Manhattan Landmark Gets $386M Refi
Hunton Andrews Kurth LLP advised the owners of 70 Pine St. on the mortgage provided by Goldman Sachs.
DTH Capital and Rose Associates have refinanced 70 Pine St., a 1 million-square-foot landmark skyscraper in Manhattan’s Financial District that has been converted to residential and mixed-uses, with a $386 million mortgage provided by Goldman Sachs.
Hunton Andrews Kurth LLP advised EBNB 70 Pine Owner LLC, the joint venture of DTH Capital and Rose Associates that acquired the 66-story, Art Deco building in 2011. Hunton’s legal team was led by New York Partner Matthew A. Scoville and Associates Douglas Hoffmann of New York and Jason Antrican of Houston. Scoville and Hoffmann were part of the Hunton team that arranged a $375 million refinancing in May 2017 that featured both permanent and mezzanine financing. That financing, from Brookfield Real Estate Financial Partners LLC, Bank of China and ING repaid an existing construction mortgage.
In the latest refinancing, the Goldman Sachs team was represented by a team led by Daniel C. Reynolds and Aron M. Zuckerman. Christopher J. Bachand-Parente and William Xiong of Cleary Gottlieb Steen & Hamilton LLP also represented the lender.

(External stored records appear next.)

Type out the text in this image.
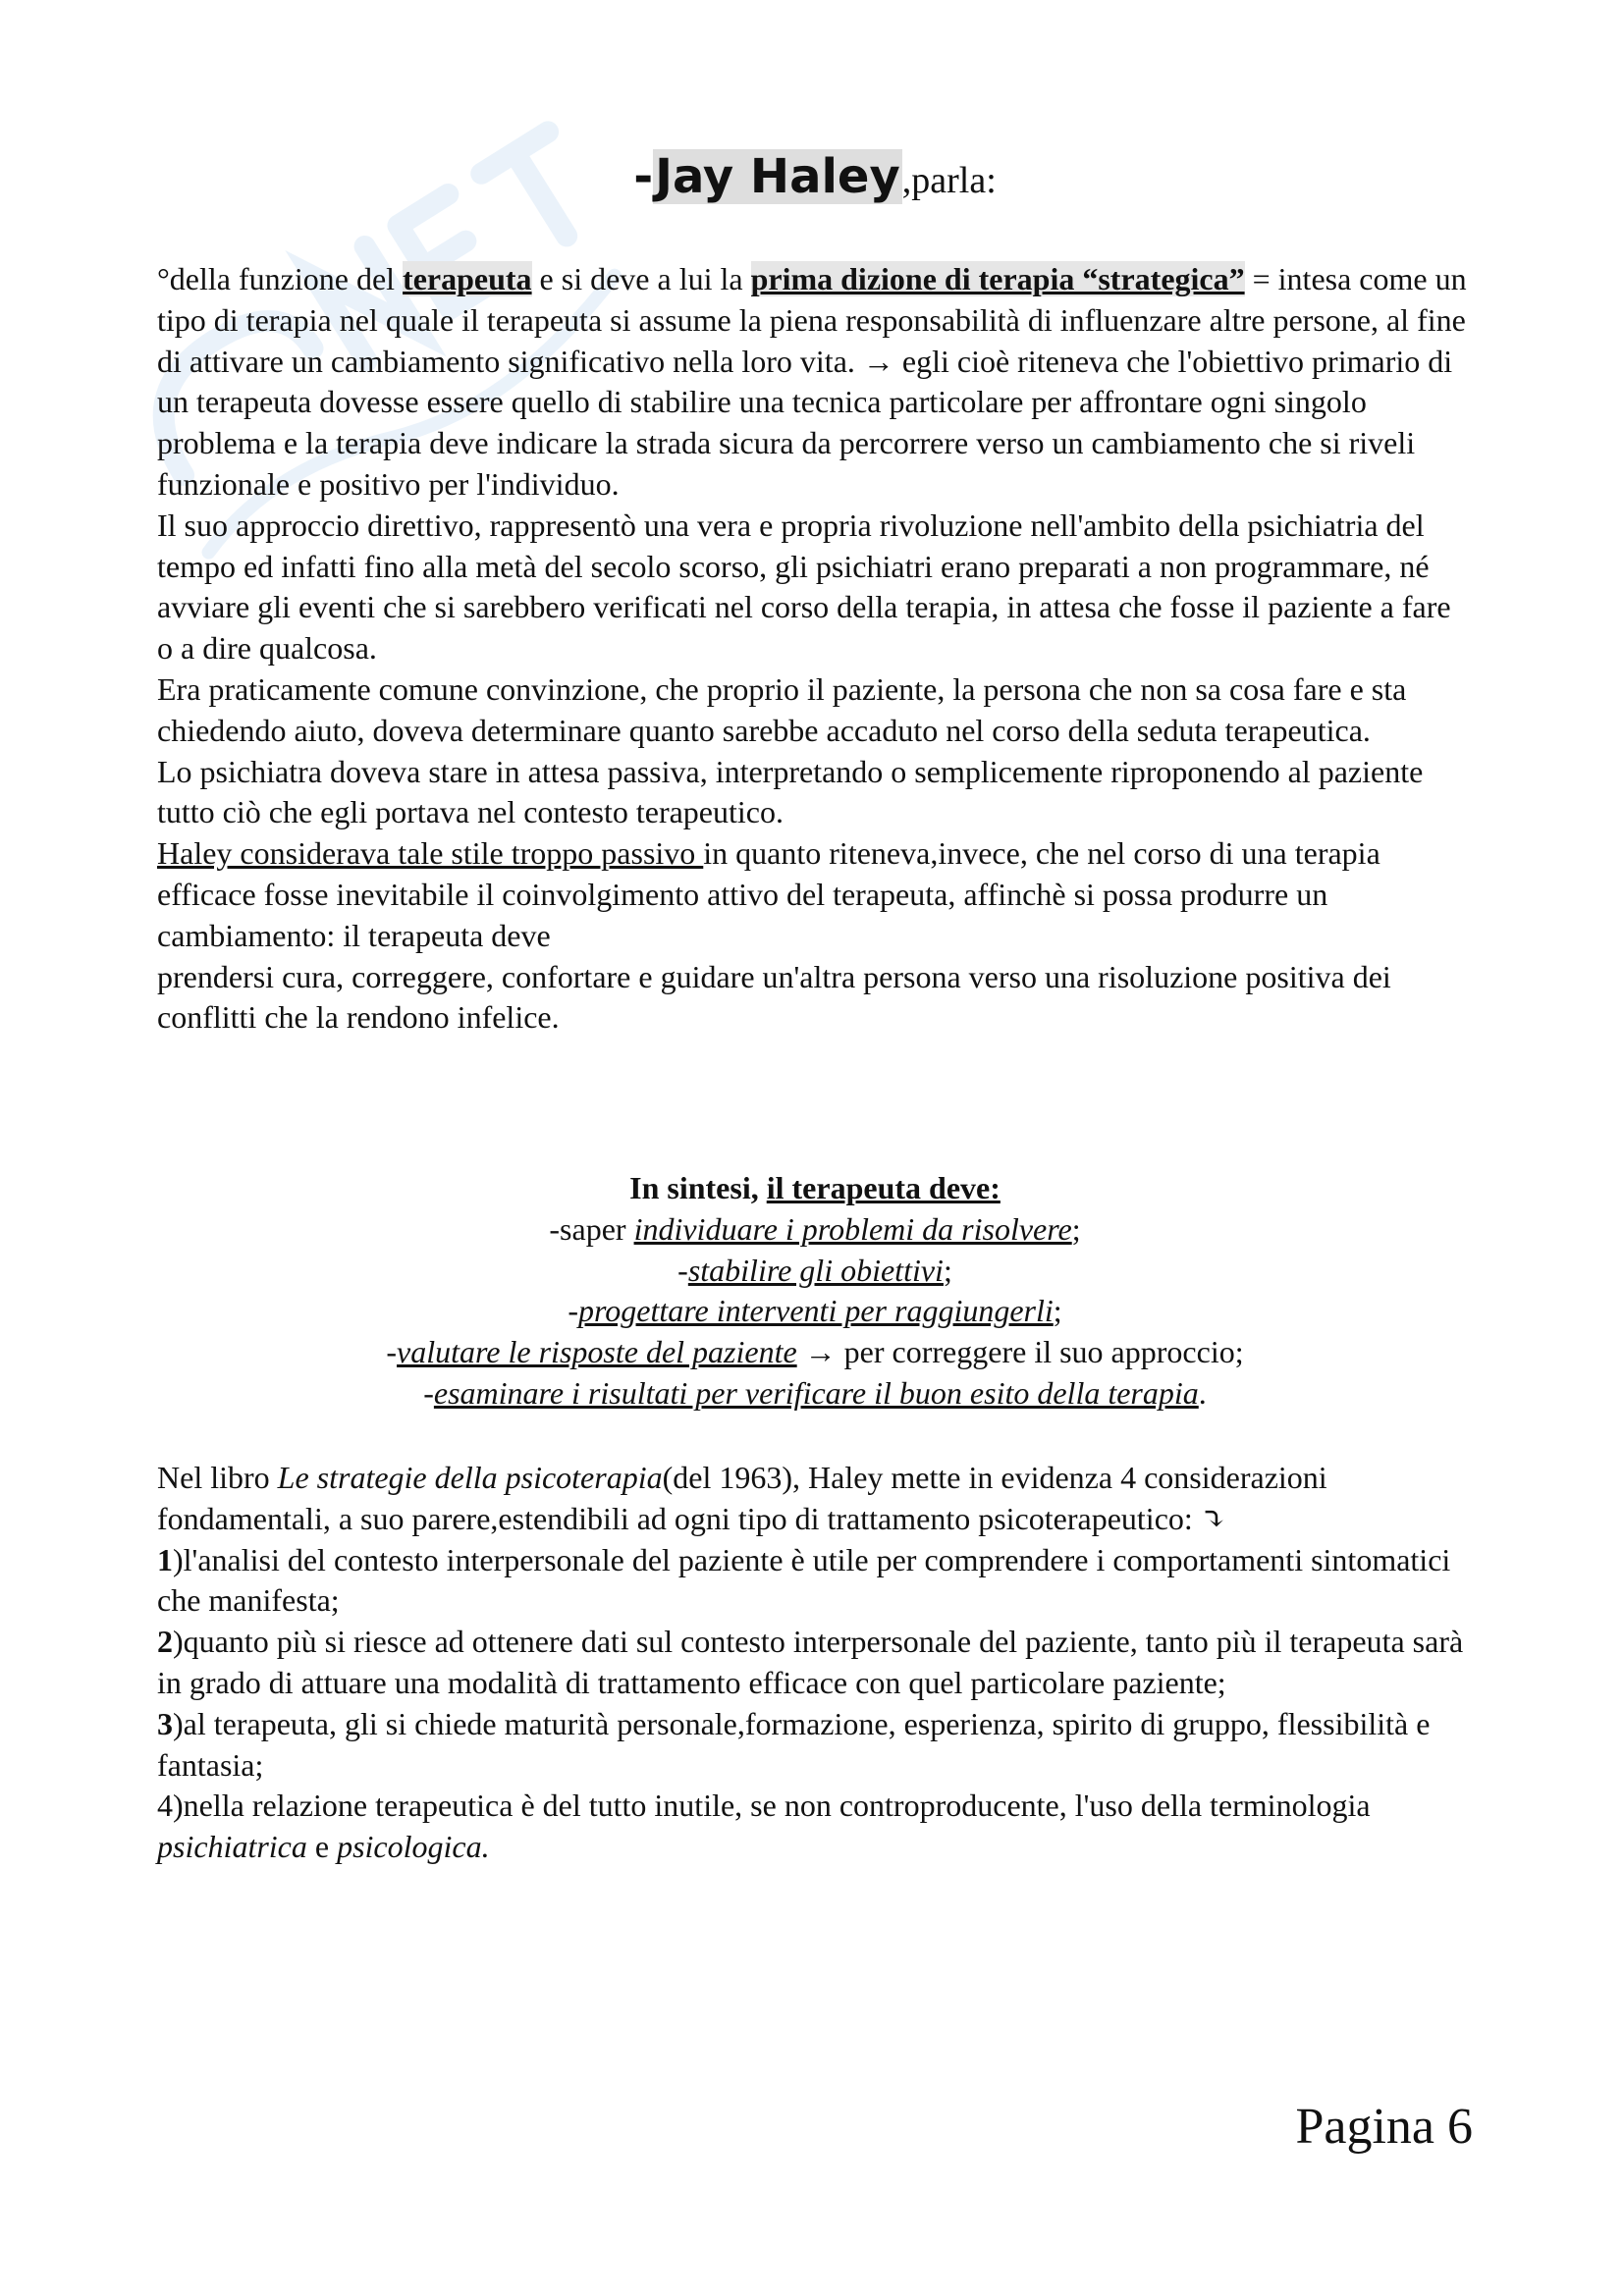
-Jay Haley,parla:

°della funzione del terapeuta e si deve a lui la prima dizione di terapia “strategica” = intesa come un tipo di terapia nel quale il terapeuta si assume la piena responsabilità di influenzare altre persone, al fine di attivare un cambiamento significativo nella loro vita. → egli cioè riteneva che l'obiettivo primario di un terapeuta dovesse essere quello di stabilire una tecnica particolare per affrontare ogni singolo problema e la terapia deve indicare la strada sicura da percorrere verso un cambiamento che si riveli funzionale e positivo per l'individuo.

Il suo approccio direttivo, rappresentò una vera e propria rivoluzione nell'ambito della psichiatria del tempo ed infatti fino alla metà del secolo scorso, gli psichiatri erano preparati a non programmare, né avviare gli eventi che si sarebbero verificati nel corso della terapia, in attesa che fosse il paziente a fare o a dire qualcosa.

Era praticamente comune convinzione, che proprio il paziente, la persona che non sa cosa fare e sta chiedendo aiuto, doveva determinare quanto sarebbe accaduto nel corso della seduta terapeutica.

Lo psichiatra doveva stare in attesa passiva, interpretando o semplicemente riproponendo al paziente tutto ciò che egli portava nel contesto terapeutico.

Haley considerava tale stile troppo passivo in quanto riteneva,invece, che nel corso di una terapia efficace fosse inevitabile il coinvolgimento attivo del terapeuta, affinchè si possa produrre un cambiamento: il terapeuta deve

prendersi cura, correggere, confortare e guidare un'altra persona verso una risoluzione positiva dei conflitti che la rendono infelice.

In sintesi, il terapeuta deve:

-saper individuare i problemi da risolvere;

-stabilire gli obiettivi;

-progettare interventi per raggiungerli;

-valutare le risposte del paziente → per correggere il suo approccio;

-esaminare i risultati per verificare il buon esito della terapia.

Nel libro Le strategie della psicoterapia(del 1963), Haley mette in evidenza 4 considerazioni fondamentali, a suo parere,estendibili ad ogni tipo di trattamento psicoterapeutico: ⤵

1)l'analisi del contesto interpersonale del paziente è utile per comprendere i comportamenti sintomatici che manifesta;

2)quanto più si riesce ad ottenere dati sul contesto interpersonale del paziente, tanto più il terapeuta sarà in grado di attuare una modalità di trattamento efficace con quel particolare paziente;

3)al terapeuta, gli si chiede maturità personale,formazione, esperienza, spirito di gruppo, flessibilità e fantasia;

4)nella relazione terapeutica è del tutto inutile, se non controproducente, l'uso della terminologia psichiatrica e psicologica.

Pagina 6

The 952-foot tall tower was built in 1932 for Cities Services Co., now Citgo. American International Group, a global insurance and financial firm also known as AIG, bought the office building in 1976 and sold it in June 2009, in the midst of the Great Recession. Soon after the new owners acquired the property in 2011 for $205 million, they began a $550 million renovation to turn the office tower into a luxury residential building.
Mixed-Use Features
The property has 644 residential units with studios, one-bedroom, two-bedroom, three-bedroom and penthouse floorplans. For residents of 70 Pine St., amenities include a wellness center, business center, clubhouse, children’s playroom, media room and private balconies or patios in select units. Rents range from $3,575 for studios to $11,475 for the largest three-bedroom units and $11,535 for penthouses. Average rent is $6,854, according to Yardi Matrix data.
In April 2014, Furnished Quarters began operating a 132-key, 119,000-square-foot extended-stay hotel on floors three through six. Lyric, a hospitality startup backed by Airbnb and other investors, has recently taken over the lease from Furnished Quarters and will continue to offer apartment-style lodging in suites that contain full kitchens and living rooms.
The tower also has 35,000 square feet of retail including a bowling alley, New York Sports Club fitness center, City Acres Market, Black Fox Café and Crown Shy restaurant. The operators of the ground-floor Crown Shy eatery will soon be opening SAGA, a fine-dining restaurant and bar with private dining spaces that will be located on floors 62 through 66 and offer spectacular views.